POR ADELA TARIFA, CRONISTA OFICIAL DE CARBONEROS (JAÉN)
Creo que el mayor reto que nos ofrece la vida es la educación de un hijo. Los ponen en nuestros brazos al nacer, coloraditos, monísimos. Porque a todos los padres les parece guapa su criatura. Allí empezamos a derretirnos por ellos. Luego llegan a casa, con sus llantos, sus cólicos, sus pesadillas nocturnas, sus manías alimenticias, sus mil achaques de infancia. Soñamos con que todo eso acabará al crecer. Pero no acaba. Se multiplica. Así, a trancas y barrancas, a base de amor y sentido común, sorteamos el problema de base: que los hijos no traer un manual bajo el brazo; y que, puestos a dar problemas, nos pueden amargar la vida. Lo he visto en las tutorías del instituto, a padres como castillos llorando a moco tendido ante la impotencia del mal comportamiento de sus retoños. Eso puede pasarle a cualquiera, pero hay más posibilidades si nos se acierta en la educación. Sí, ya sé que todos nos proponemos educarlos bien. Lo que pasa es que no hay nada en el mundo que se ame más que a un hijo. Son nuestra debilidad. Por eso duele tanto castigarlos. Por eso es tan difícil decir “no”, pudiendo decir sí.

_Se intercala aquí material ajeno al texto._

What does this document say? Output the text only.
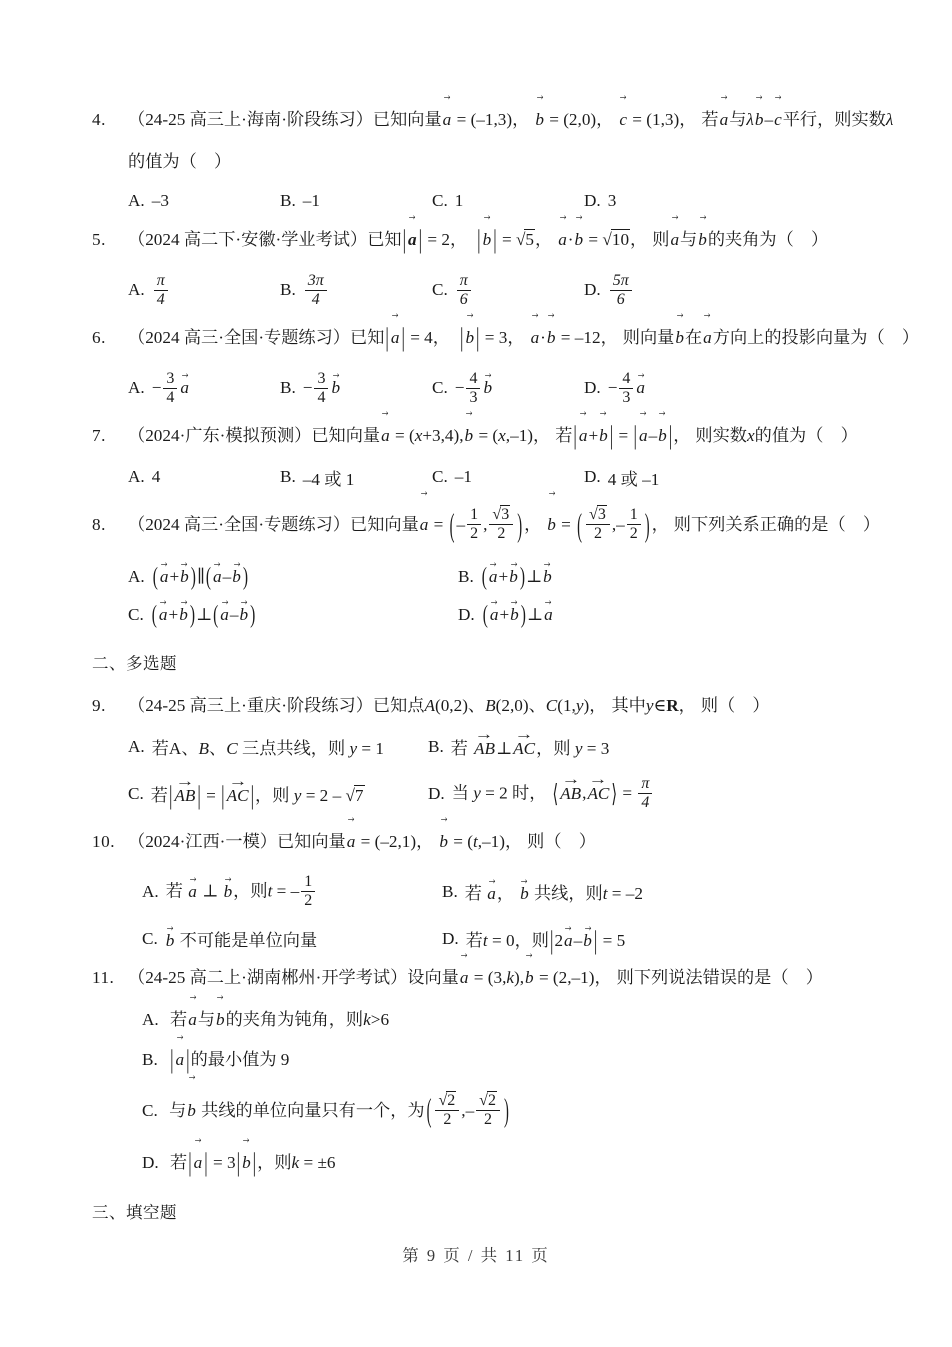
4.	（24-25 高三上·海南·阶段练习）已知向量a → = (–1,3)， b → = (2,0)， c → = (1,3)， 若a →与λb →–c →平行，则实数λ
的值为（　）
A. –3	B. –1	C. 1	D. 3
5.	（2024 高二下·安徽·学业考试）已知| a → | = 2， | b → | = √5， a →·b → = √10， 则a →与b →的夹角为（　）
A. $\frac{\pi}{4}$	B. $\frac{3\pi}{4}$	C. $\frac{\pi}{6}$	D. $\frac{5\pi}{6}$
6.	（2024 高三·全国·专题练习）已知| a → | = 4， | b → | = 3， a →·b → = –12， 则向量b →在a →方向上的投影向量为（　）
A. − $\frac{3}{4}$ a →	B. − $\frac{3}{4}$ b →	C. − $\frac{4}{3}$ b →	D. − $\frac{4}{3}$ a →
7.	（2024·广东·模拟预测）已知向量a → = (x+3,4),b → = (x,–1)， 若| a →+b → | = | a →–b → |， 则实数x的值为（　）
A. 4	B. –4 或 1	C. –1	D. 4 或 –1
8.	（2024 高三·全国·专题练习）已知向量a → = ( – $\frac{1}{2}$ , $\frac{√3}{2}$ ) ， b → = ( $\frac{√3}{2}$ ,– $\frac{1}{2}$ ) ， 则下列关系正确的是（　）
A. ( a →+b → )∥( a →–b → )	B. ( a →+b → )⊥b →
C. ( a →+b → )⊥( a →–b → )	D. ( a →+b → )⊥a →
二、多选题
9.	（24-25 高三上·重庆·阶段练习）已知点A(0,2)、B(2,0)、C(1,y)， 其中y∈R， 则（　）
A. 若A、B、C 三点共线，则 y = 1	B. 若 AB →⊥AC →，则 y = 3
C. 若| AB → | = | AC → |，则 y = 2 – √7	D. 当 y = 2 时， ⟨ AB →,AC → ⟩ = $\frac{\pi}{4}$
10. （2024·江西·一模）已知向量a → = (–2,1)， b → = (t,–1)， 则（　）
A. 若 a → ⊥ b →，则t = – $\frac{1}{2}$	B. 若 a →， b → 共线，则t = –2
C. b → 不可能是单位向量	D. 若t = 0，则|2a →–b → | = 5
11. （24-25 高二上·湖南郴州·开学考试）设向量a → = (3,k),b → = (2,–1)， 则下列说法错误的是（　）
A. 若a →与b →的夹角为钝角，则k>6
B. | a → |的最小值为 9
C. 与b → 共线的单位向量只有一个，为 ( $\frac{√2}{2}$ ,– $\frac{√2}{2}$ )
D. 若| a → | = 3| b → |，则k = ±6
三、填空题
第 9 页 / 共 11 页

Para complicar el tema llega “papa– estado”, o los orientadores escolares, a cargar sobre nuestra conciencia todos los fallos de los jóvenes. A justificar sus desmanes por supuestos traumas familiares. Y los niños se aprovechan. Porque aquel bebé que nos trajimos en brazos del hospital ya se enteraba de todo antes de abrir los ojos, como buena cría del homo sapiens. Cuando crecen, ni te cuento lo espabilados que son, y lo bien que se aprenden sus derechos: si unos padres se pasan un pelo en el castigo, en menos que canta un gallo están en la comisaría por maltratadores. Yo estoy en contra de cualquier tipo de abuso contra un menor, y creo que hay padres que no merecen tal nombre. Pero son la excepción. Lo que predomina son los padres angustiados, desconcertados, paralizados, asustados e impotentes para afrontar con firmeza la educación de sus hijos. Tema grave, porque cuando un muchacho abandona la infancia sin referentes educativos claros, tiene difícil solución.

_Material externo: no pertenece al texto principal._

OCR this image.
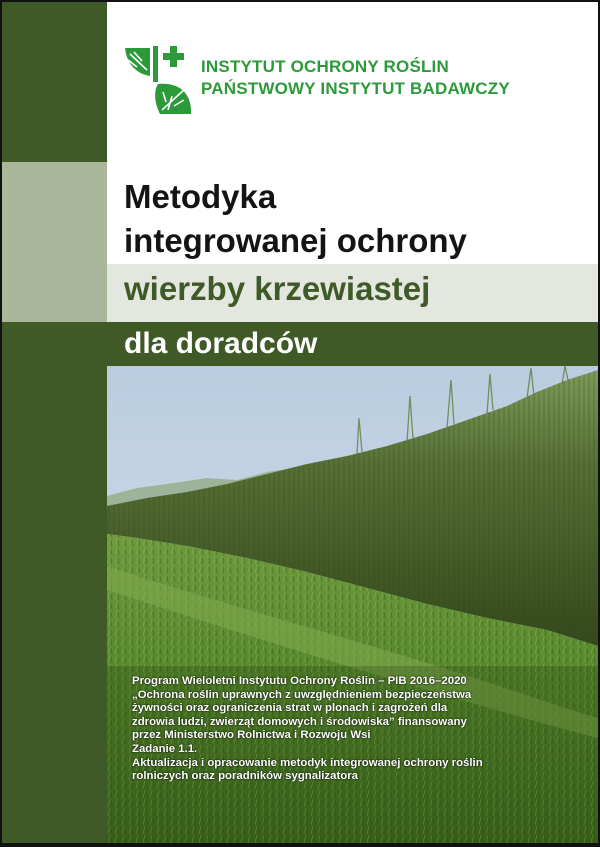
INSTYTUT OCHRONY ROŚLIN
PAŃSTWOWY INSTYTUT BADAWCZY
Metodyka
integrowanej ochrony
wierzby krzewiastej
dla doradców
Program Wieloletni Instytutu Ochrony Roślin – PIB 2016–2020
„Ochrona roślin uprawnych z uwzględnieniem bezpieczeństwa
żywności oraz ograniczenia strat w plonach i zagrożeń dla
zdrowia ludzi, zwierząt domowych i środowiska” finansowany
przez Ministerstwo Rolnictwa i Rozwoju Wsi
Zadanie 1.1.
Aktualizacja i opracowanie metodyk integrowanej ochrony roślin
rolniczych oraz poradników sygnalizatora
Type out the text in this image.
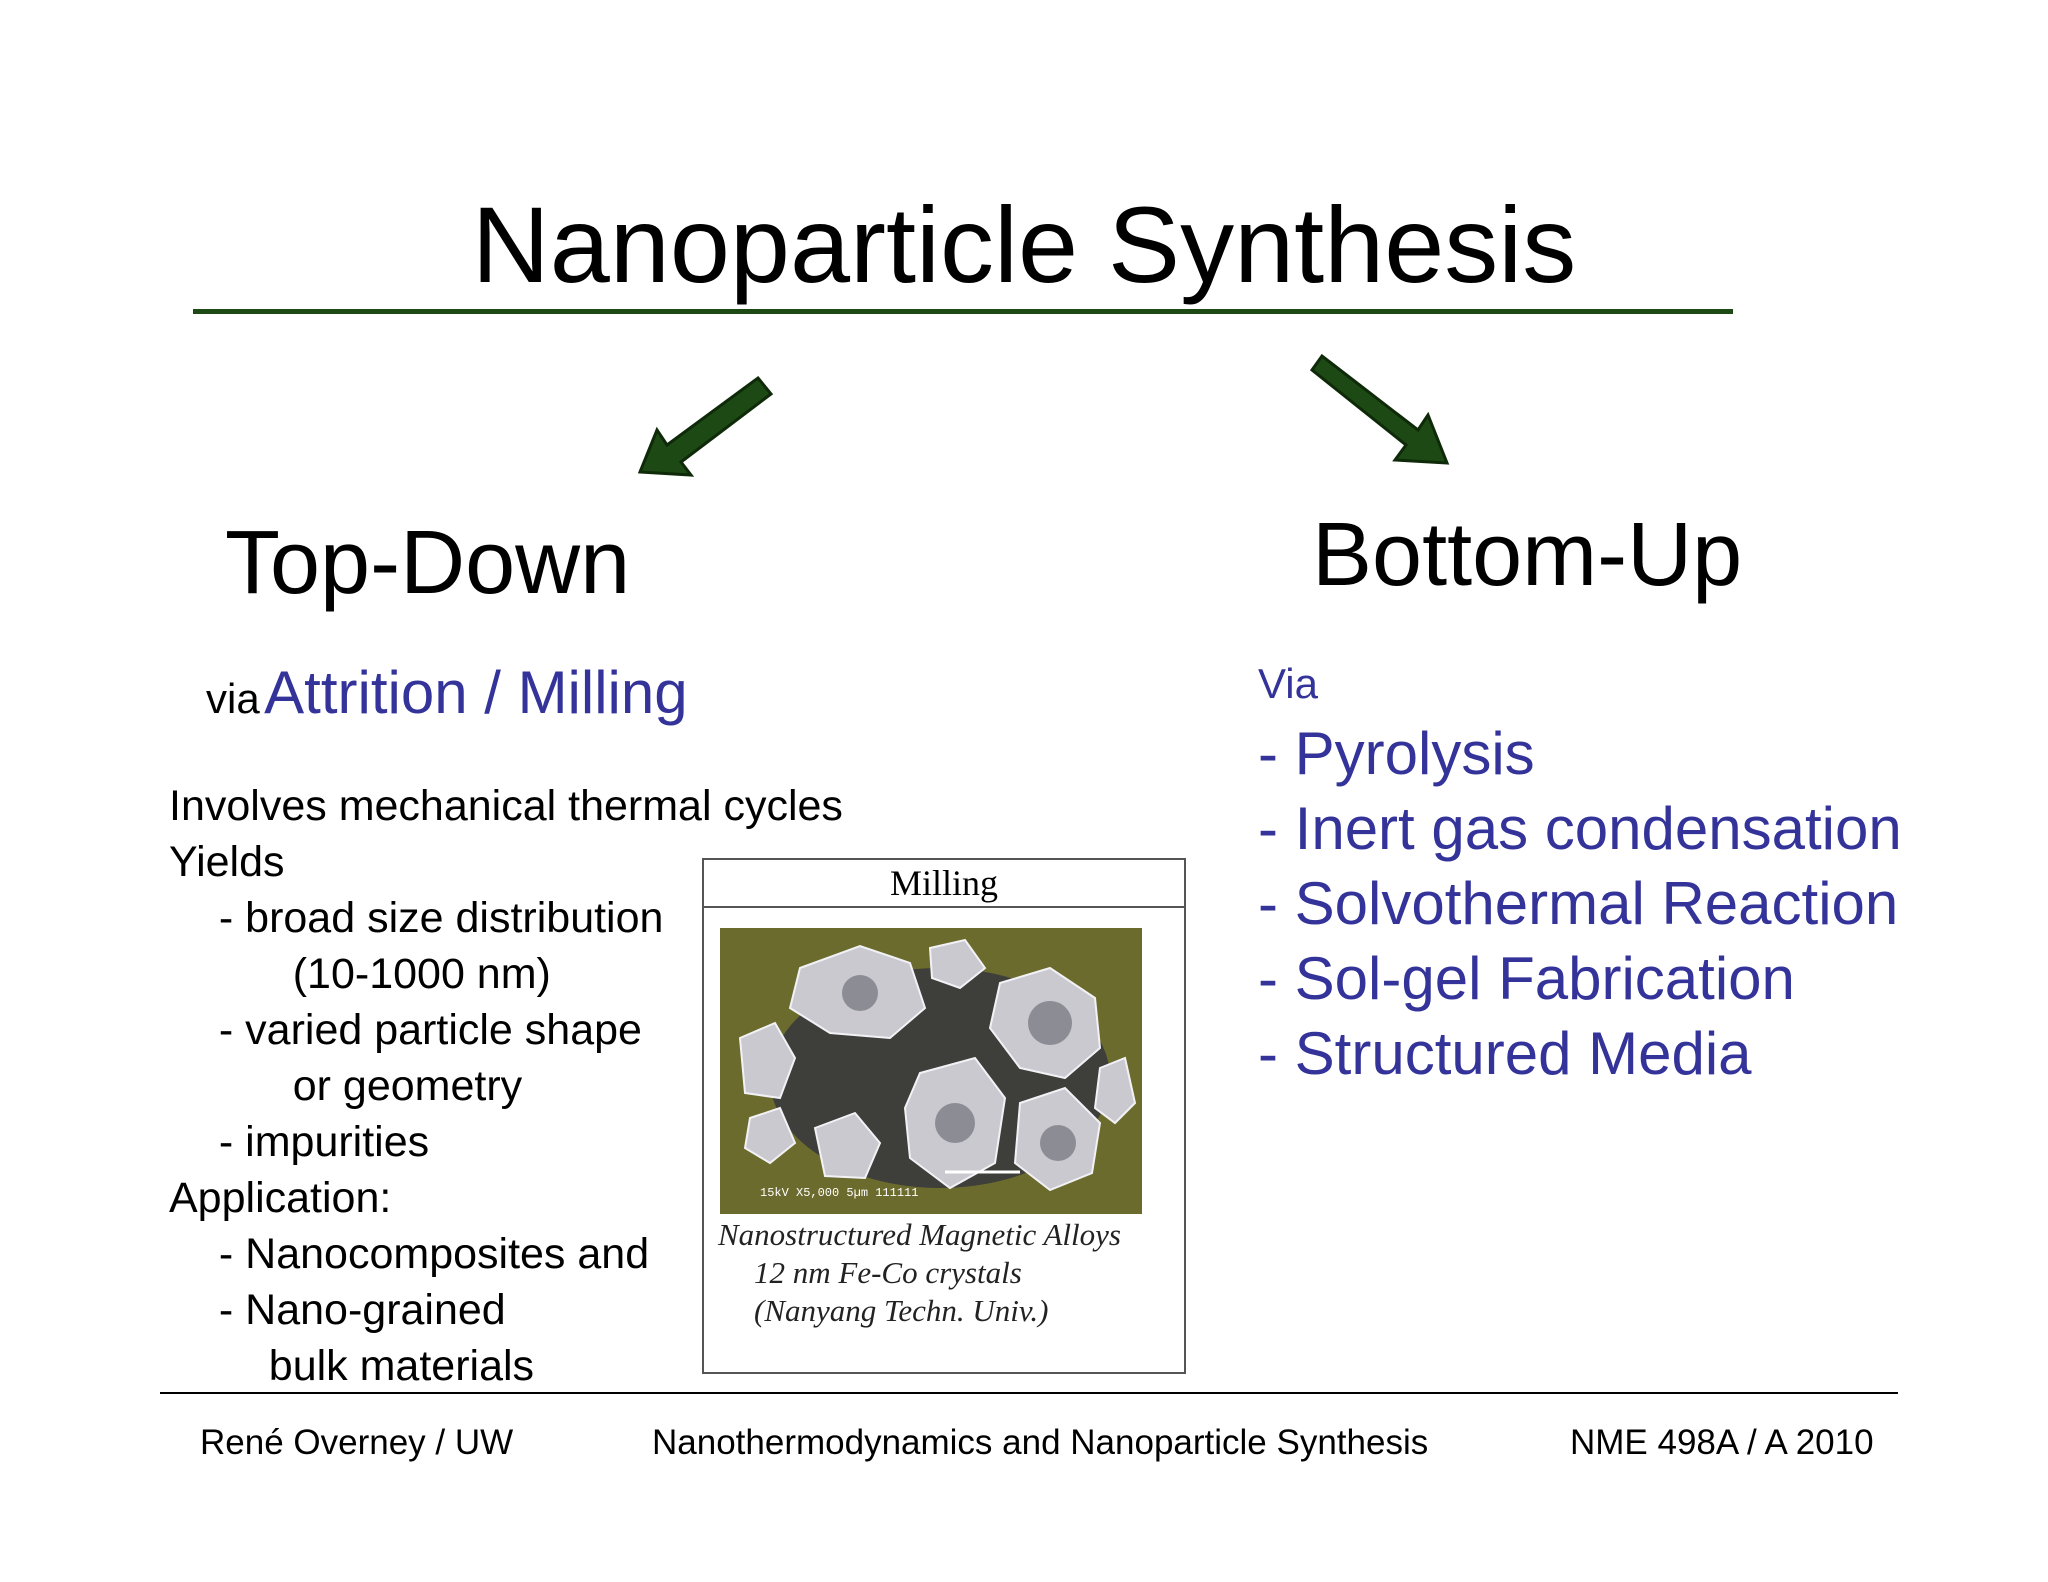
Nanoparticle Synthesis
Top-Down	Bottom-Up
via Attrition / Milling
Involves mechanical thermal cycles
Yields
- broad size distribution
(10-1000 nm)
- varied particle shape
or geometry
- impurities
Application:
- Nanocomposites and
- Nano-grained
bulk materials
Milling
15kV X5,000 5µm 111111
Nanostructured Magnetic Alloys
12 nm Fe-Co crystals
(Nanyang Techn. Univ.)
Via
- Pyrolysis
- Inert gas condensation
- Solvothermal Reaction
- Sol-gel Fabrication
- Structured Media
René Overney / UW	Nanothermodynamics and Nanoparticle Synthesis	NME 498A / A 2010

Por eso me quedé pasmada viendo un video en internet hace poco. Sucedió el 28 de Abril en Baltimore, la ciudad más poblada, y la más conflictiva de Maryland. Su puerto acogió infinidad de inmigrantes. Hoy predominan los afroamericanos, como el presidente actual. También la alcaldesa lo es. Allí ha habido disturbios sociales desde tiempos inmemoriales, destacando, por ejemplo, los producidos tras el asesinato de Martin Luther King en Memphis, en 1968. La violencia actual es un reflejo de la conflictividad que se respira en esta ciudad, provocada ahora por abusos de la policía. La muerte del joven Freddie Gray, bajo custodia policial, he convertido Baltimore en un polvorín, por lo que se declaró el estado de emergencia y toque de queda. Lo que pasa es que a estas manifestaciones, justificadas y pacíficas, se han sumado muchos “matones” de oficio, e infinidad de adolescentes. Sus protestas consisten en tirar piedras y botellas a la policía. De hecho hubo varios agentes hospitalizados. En este estado de cosas sucedió lo que tenía que pasar. Que una mujer, Toya Grahan, al ver por la TV a su muchacho encapuchado y apedreando a la poli, se fue a buscarlo y, a guantazo limpio, le dijo ese “tira para casa”, tan familiar. Es madre soltera con seis hijos, y una leona para defenderlos. Allí la comprenden. Aquí ya estaría privada de la tutela del mozalbete. Luego lo mandarían a algún centro público para que lo educara un sicólogo, al que el chico le importa un pimiento. Y en tres siestas el muchacho volvería a las andadas, o se alistaría en el yihadismo. No creo que el hijo de Toya se atreva otra vez a enfrentarse con la policía de Baltimore. De hecho hay que decir en su favor que no hizo el menos amago de plantar cara a la paliza pública que le dio la madre que lo parió. De sobra sabía que era culpable, y que allí no hay ley que impida a una madre mandar a casa a su hijo sin rechistar. ¡Hombre, que ya está bien¡ dice mi papelera.